第三話 聖騎士の誕生


 謁見の間に整列させられた全裸の少年と少女は、玉座に座るライベンの異形に明らかにおびえていた。

 縄で繋がれた十名の男児と女児がライベンによって吟味される。

 謁見の間に列席を許された『かつての体制の人々』はほとんどいない。多くが騎士団でライベンに忠誠を誓っていた『ご加護』のある者たちだった。

 ロルフ・エクスナ―も、幸運ながら列席を許された者のひとりとなっていた。

 神官アレクシス・フォーンが使っていたテーブルをロルフが主席書記官として使っている。

 ライベンは古い体制を司っていた者を容赦なく処分していった。

 強さこそが正義であり、守護天使による加護が国を統べると信じられている王国では――ライベンを止める者は、もはや誰もいなかった。
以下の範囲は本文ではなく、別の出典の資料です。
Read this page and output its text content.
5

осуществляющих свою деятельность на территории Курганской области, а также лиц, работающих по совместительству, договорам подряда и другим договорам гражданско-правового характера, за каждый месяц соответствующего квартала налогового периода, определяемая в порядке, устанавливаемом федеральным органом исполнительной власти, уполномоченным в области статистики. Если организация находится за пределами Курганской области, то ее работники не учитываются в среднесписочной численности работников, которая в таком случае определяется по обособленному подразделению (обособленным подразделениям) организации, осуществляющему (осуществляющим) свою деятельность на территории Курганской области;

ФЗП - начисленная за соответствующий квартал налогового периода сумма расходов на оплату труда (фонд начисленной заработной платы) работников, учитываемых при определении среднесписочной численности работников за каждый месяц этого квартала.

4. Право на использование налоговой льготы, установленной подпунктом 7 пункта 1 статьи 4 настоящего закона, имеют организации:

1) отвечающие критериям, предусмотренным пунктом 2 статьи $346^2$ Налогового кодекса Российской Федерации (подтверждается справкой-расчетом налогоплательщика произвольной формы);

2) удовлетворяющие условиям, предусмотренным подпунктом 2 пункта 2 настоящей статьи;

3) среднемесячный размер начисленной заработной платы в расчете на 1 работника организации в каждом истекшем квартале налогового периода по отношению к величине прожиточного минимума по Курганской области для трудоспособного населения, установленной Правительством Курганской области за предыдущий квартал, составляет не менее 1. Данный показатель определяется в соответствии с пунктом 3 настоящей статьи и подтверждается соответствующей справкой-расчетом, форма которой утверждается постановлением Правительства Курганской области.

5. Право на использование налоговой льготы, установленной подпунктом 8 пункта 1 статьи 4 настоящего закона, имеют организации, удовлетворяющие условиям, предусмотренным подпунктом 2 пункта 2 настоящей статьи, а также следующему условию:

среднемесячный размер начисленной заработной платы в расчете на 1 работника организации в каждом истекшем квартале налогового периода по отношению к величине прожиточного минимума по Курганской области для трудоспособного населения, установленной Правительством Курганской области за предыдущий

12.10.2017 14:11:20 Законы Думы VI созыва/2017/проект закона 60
 二週間ほどで政治的な体制は流血と恐怖と一方的な信仰の名のもとに、ライベンが掌握するまでになっていた。

 公式記録として『都合のいい真実』を書き続けているロルフは、この恐怖政治の一翼を担っていると後世から批難されても抗弁が出来ない。もし『真実』を書きつけたとすれば、それはライベンの怒りを買い、命を奪われることが明白だった。

 座り心地が悪いと不平を述べていた玉座に、ライベンは慣れてきている様子だった。

 彼は新たなる『チカラ』を手に入れようとしていた。

 それは『最強の軍団』であった。

 既存の騎士団を刷新し、新たなる『聖騎士団』を作る。

 東国から西国に至る広大な地域を『守護天使イゼル・ア・ムーナ』の加護による統治を広めようとしている。

 そのための実働部隊を……育てなくてはならない。


「そいつと、その娘、あとひとつ飛ばしてその娘。その三人で良い。連れていけ」


 ライベンが指示を出すと腰縄が繋ぎなおされ、全裸の少年少女が選別される。

 選ばれなかった子どもたちは王都再建のために働くことになる。

 そして選ばれた子どもたちは――ライベンの手によって光の魔素が注ぎ込まれ、聖騎士となる資格があるかどうか……本格的に試される。

 数百年をかけて人体の魔素を『変更』する体質改善を数日のうちに行ってしまうという強引なもの。火属性の者を風属性に『変換』するのではない。水属性の者を地属性に『反転』させるのでもない。

 魔素の適性が薄いにもかかわらず、強制的に『光』の魔素を肉体に注ぎ込む荒業だ。


 もはや禁忌の儀式と言ってもいい。


 ロルフは、この儀式が百名に一名ほどの確率でしか成功しない事を知っていた。

 多くの少年と少女が苦しみのなかで死んでいくのだが……ライベンの述べる『神のご加護』とは、この確率を運命的に獲得したものを指すようだった。選ばれし聖騎士の卵こそが、生きる資格を持っている。

 すでに郊外の墓地に掘られた大穴には、昨日までに六百名近い子どもたちが葬られた。

 ロルフは思い出すだけでも気分が悪くなったし、自分が書きつけた『聖なる犠牲と美しき骸の景色――』という非道な文言に眼を背けたくなった。

 運よく光の魔素に適性を見出したのは子どもは四名ほど……。明らかに少なかったが、ライベンは満足そうであった。


「聖騎士団を作り、俺は世界を手に入れる……」


 ふっ、ふふふっ……とライベンが小さく笑ったとき、ひとりの兵士が玉座に駆け込んできた。


「閣下ッ、失礼を致します! 手配中のヴァルターを……郊外の教会で見つけました!」

「なにっ、見つけたか!」


 ライベンは立ち上がる。

 このチカラ……守護天使のチカラを得た今ならば、ヴァルターを確実に葬ることができる。


「よおし、出撃の支度をしろ! こちらが先に攻撃を仕掛けて、あの陰気くさい男の首をもぎ取ってやる!」


 ライベンはそう述べて、大きな声で笑った。

 天使のチカラを得て、愉快そうな笑いだった。